そこにひとりだけ残った依織はというと、何も言うことなく食器を片付け始めたのだった。不平とか不満とかを漏らすこともなく、ただ黙々と。
その時わたしが何を感じたのかは分からない。ただ衝動のままに、気が付いたときには既に椅子からお尻を離していた。
「あっ、あのさっ……!」
精一杯の声を振り絞って、皿を持って行く依織の背中に話しかける。振り向いた視線がまじまじとこちらを見る。
「わ、わたしも、手伝う……」
彼女の表情は一瞬驚きに変わったものの、すぐにまた微笑みを見せた。
「ああ、ありがとね。よろしく頼むよ」
そう言って彼女はまた皿を運んで行く。
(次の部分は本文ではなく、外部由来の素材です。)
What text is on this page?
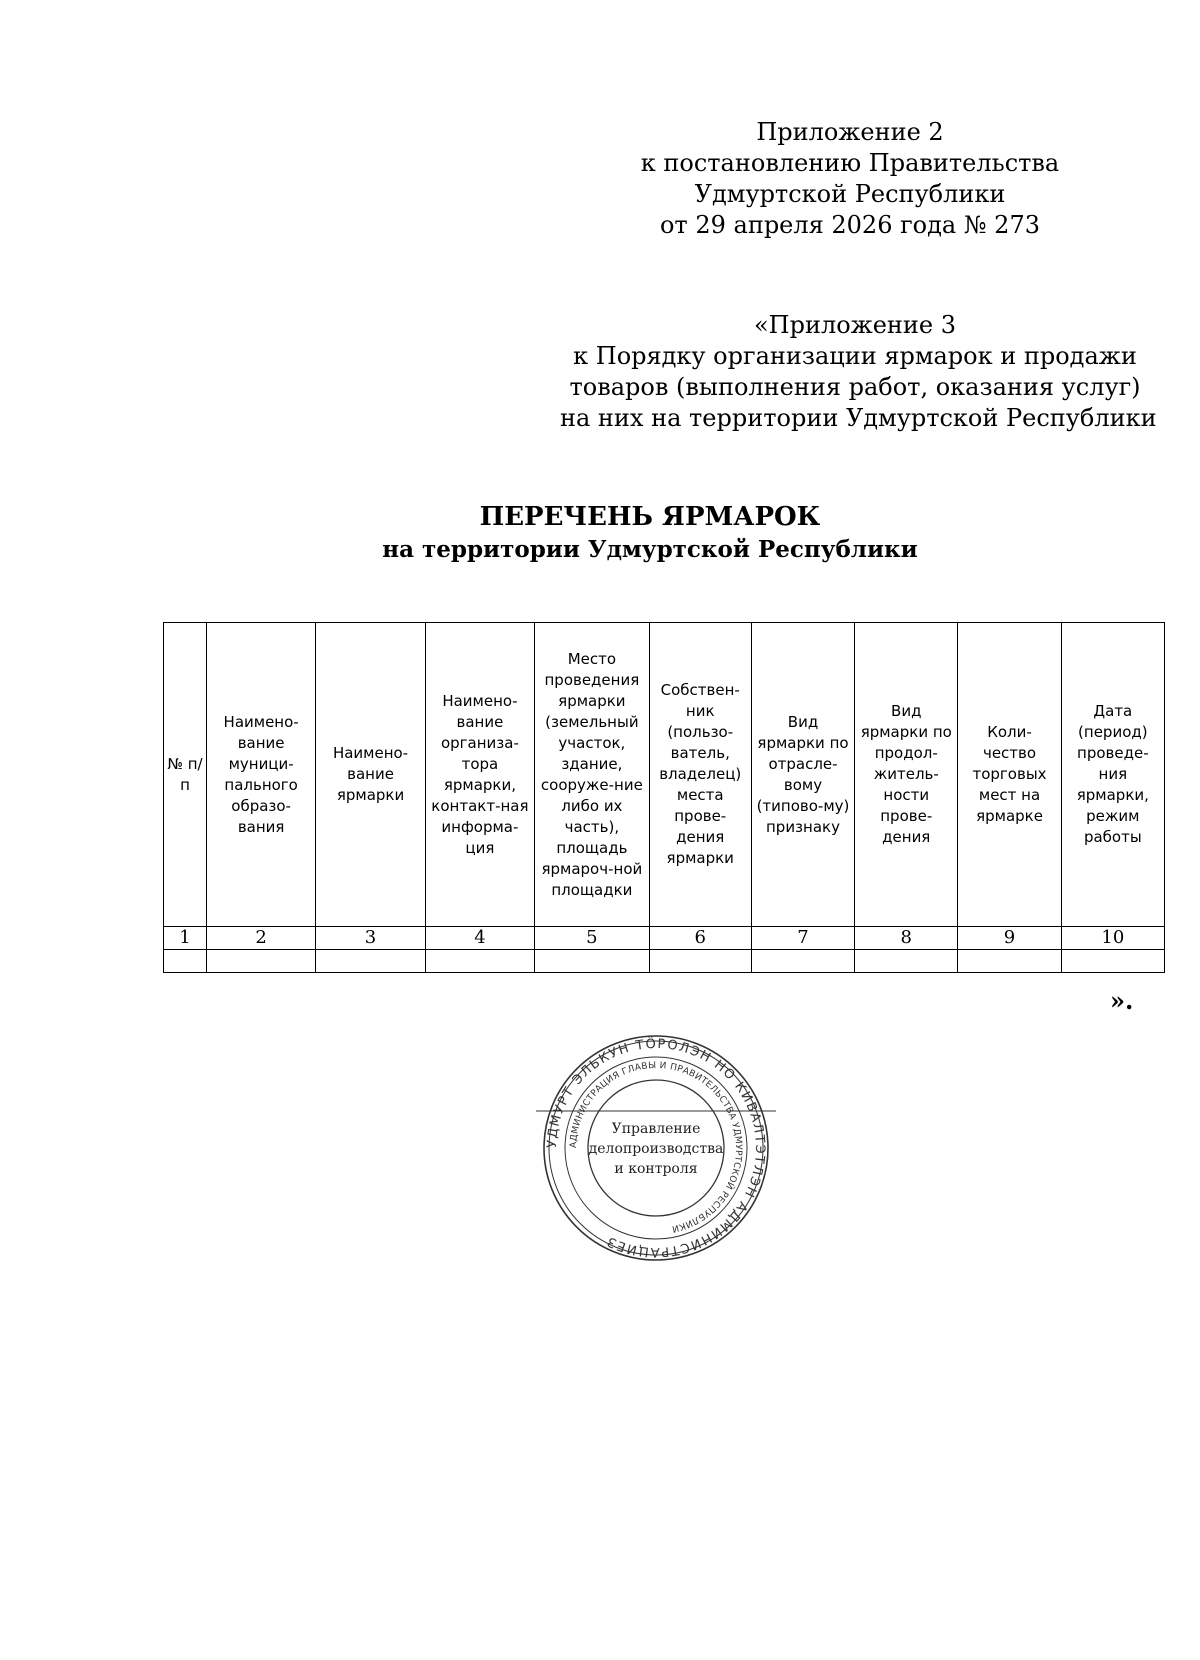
Приложение 2
к постановлению Правительства
Удмуртской Республики
от 29 апреля 2026 года № 273
«Приложение 3
к Порядку организации ярмарок и продажи
товаров (выполнения работ, оказания услуг)
на них на территории Удмуртской Республики
ПЕРЕЧЕНЬ ЯРМАРОК
на территории Удмуртской Республики
№ п/п	Наимено-вание муници-пального образо-вания	Наимено-вание ярмарки	Наимено-вание организа-тора ярмарки, контакт-ная информа-ция	Место проведения ярмарки (земельный участок, здание, сооруже-ние либо их часть), площадь ярмароч-ной площадки	Собствен-ник (пользо-ватель, владелец) места прове-дения ярмарки	Вид ярмарки по отрасле-вому (типово-му) признаку	Вид ярмарки по продол-житель-ности прове-дения	Коли-чество торговых мест на ярмарке	Дата (период) проведе-ния ярмарки, режим работы
1	2	3	4	5	6	7	8	9	10

».
УДМУРТ ЭЛЬКУН ТӦРОЛЭН НО КИВАЛТЭТЛЭН АДМИНИСТРАЦИЕЗ
АДМИНИСТРАЦИЯ ГЛАВЫ И ПРАВИТЕЛЬСТВА УДМУРТСКОЙ РЕСПУБЛИКИ
Управление
делопроизводства
и контроля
少しだけわたしの心が温かくなった気がするのは、気のせいか、否か。
残った食器を全部重ねて、皿を洗い始める依織のところまで持って行く。
「……な、何か、できること、ある……?」
「じゃあ、洗い終わったやつを干しといてくれ」
言われるままに、受け取ったフォークや箸を水切りカゴに立てる。ふと依織の横顔を見ると、やはり真剣な顔をしていたのだった。
「…………」
さっき依織に言われたことを思い出す。必要だと思ったことをやってるだけ、か。何も言わずに昼ご飯を作るのも、わたしを呼び出すのも、率先して食器を片付けるのも、全部必要だと思ったから。疑問を抱くこともなく、思い立ったら行動に移す。それが、依織という人間。
「うん? どうした?」
「……すごい、な……」
「えっ?」
わたしならきっと何もしないだろう。面倒くさいとかいろいろ理由を付けて、きっとその場から動かない。それなのに依織は、軽々とその境界線を飛び越えて――。
「何がすごいんだ?」
「……え? わわっ、い、依織っ!?」
いつの間にか、依織がわたしの目の前で怪訝そうな目をしていた。じっと見つめられ、口を開くしかなくなる。
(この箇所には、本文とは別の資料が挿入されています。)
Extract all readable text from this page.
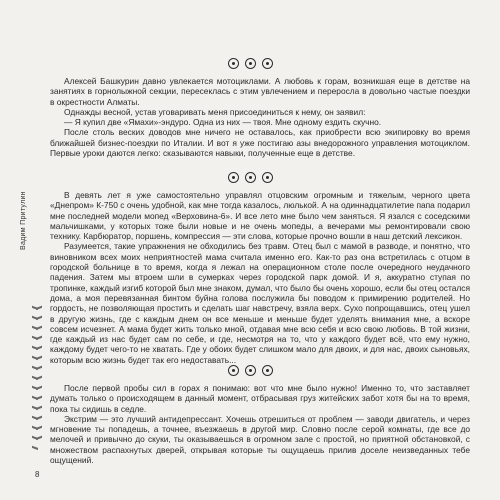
Алексей Башкурин давно увлекается мотоциклами. А любовь к горам, возникшая еще в детстве на занятиях в горнолыжной секции, пересеклась с этим увлечением и переросла в довольно частые поездки в окрестности Алматы.

Однажды весной, устав уговаривать меня присоединиться к нему, он заявил:

— Я купил две «Ямахи»-эндуро. Одна из них — твоя. Мне одному ездить скучно.

После столь веских доводов мне ничего не оставалось, как приобрести всю экипировку во время ближайшей бизнес-поездки по Италии. И вот я уже постигаю азы внедорожного управления мотоциклом. Первые уроки даются легко: сказываются навыки, полученные еще в детстве.

В девять лет я уже самостоятельно управлял отцовским огромным и тяжелым, черного цвета «Днепром» К-750 с очень удобной, как мне тогда казалось, люлькой. А на одиннадцатилетие папа подарил мне последней модели мопед «Верховина-6». И все лето мне было чем заняться. Я язался с соседскими мальчишками, у которых тоже были новые и не очень мопеды, а вечерами мы ремонтировали свою технику. Карбюратор, поршень, компрессия — эти слова, которые прочно вошли в наш детский лексикон.

Разумеется, такие упражнения не обходились без травм. Отец был с мамой в разводе, и понятно, что виновником всех моих неприятностей мама считала именно его. Как-то раз она встретилась с отцом в городской больнице в то время, когда я лежал на операционном столе после очередного неудачного падения. Затем мы втроем шли в сумерках через городской парк домой. И я, аккуратно ступая по тропинке, каждый изгиб которой был мне знаком, думал, что было бы очень хорошо, если бы отец остался дома, а моя перевязанная бинтом буйна голова послужила бы поводом к примирению родителей. Но гордость, не позволяющая простить и сделать шаг навстречу, взяла верх. Сухо попрощавшись, отец ушел в другую жизнь, где с каждым днем он все меньше и меньше будет уделять внимания мне, а вскоре совсем исчезнет. А мама будет жить только мной, отдавая мне всю себя и всю свою любовь. В той жизни, где каждый из нас будет сам по себе, и где, несмотря на то, что у каждого будет всё, что ему нужно, каждому будет чего-то не хватать. Где у обоих будет слишком мало для двоих, и для нас, двоих сыновьях, которым всю жизнь будет так его недоставать...

После первой пробы сил в горах я понимаю: вот что мне было нужно! Именно то, что заставляет думать только о происходящем в данный момент, отбрасывая груз житейских забот хотя бы на то время, пока ты сидишь в седле.

Экстрим — это лучший антидепрессант. Хочешь отрешиться от проблем — заводи двигатель, и через мгновение ты попадешь, а точнее, въезжаешь в другой мир. Словно после серой комнаты, где все до мелочей и привычно до скуки, ты оказываешься в огромном зале с простой, но приятной обстановкой, с множеством распахнутых дверей, открывая которые ты ощущаешь прилив доселе неизведанных тебе ощущений.

Вадим Притулин
8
「……依織、何も言わずにいろいろやってて……すごいなって……」
わたしの言葉の意味が掴めないのか、彼女はその表情を崩さない。うぅ、結構言うのは恥ずかしいのに。勇気を出して、次の言葉を口にする。
「お、おせっかいって言って、ごめん……っ!」
その言葉を皮切りに、次々と脊髄反射で感情が流れ出してくる。わたしがわたしだと思えないくらい、言葉が溢れ、口が動く。
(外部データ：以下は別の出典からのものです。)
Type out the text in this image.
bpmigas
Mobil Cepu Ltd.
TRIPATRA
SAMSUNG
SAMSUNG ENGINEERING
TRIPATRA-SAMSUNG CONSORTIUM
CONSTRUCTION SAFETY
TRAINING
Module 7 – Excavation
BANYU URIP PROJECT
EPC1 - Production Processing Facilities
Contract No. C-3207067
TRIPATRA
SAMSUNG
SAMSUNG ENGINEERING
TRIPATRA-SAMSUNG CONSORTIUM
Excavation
「最初はめんどくさいって、思ったけど……依織が真剣だから、わたしも頑張れたし、それに……歩夢に褒められて、ちょっとだけ嬉しかったから……!」
感情を全て叩きつけ、はあはあと肩で息をする。わたしの熱弁を聞き終わると、彼女は突然噴き出したのだった。
「ふふっ……ああ、そんなことか」
「そ、そんなことって……」
にっと笑うと、彼女はわたしの髪に触れた。その指が肌に触れると、優しくなぞるように動かした。
「今日は手伝ってくれてありがとね。あたしも助かったよ」
「っ……!」
思わず顔を逸らした。髪と一緒に、心まで掻き乱されてしまいそうで。
ダメだダメだ、こんなやつにほだされるなんて……。
「はは、またよろしく頼むよ」
「……うん」
結局頷いてしまった。何だか顔が熱い。怖い思いをしたときみたいにけたたましく心臓が鳴るのに、不思議と胸の内には温かな気持ちが満ちていて。こんな感覚、生まれて初めてだ。
「……また、呼んでね」
今日のはるかぜ荘は、まるでわたしの心のようにぽかぽかと暖かい陽気で満ちていた。
心晴はだいぶツンデレです。
でも根は良い子なのでそれじゃダメだって思ってるみたいです。素直になれないだけですね。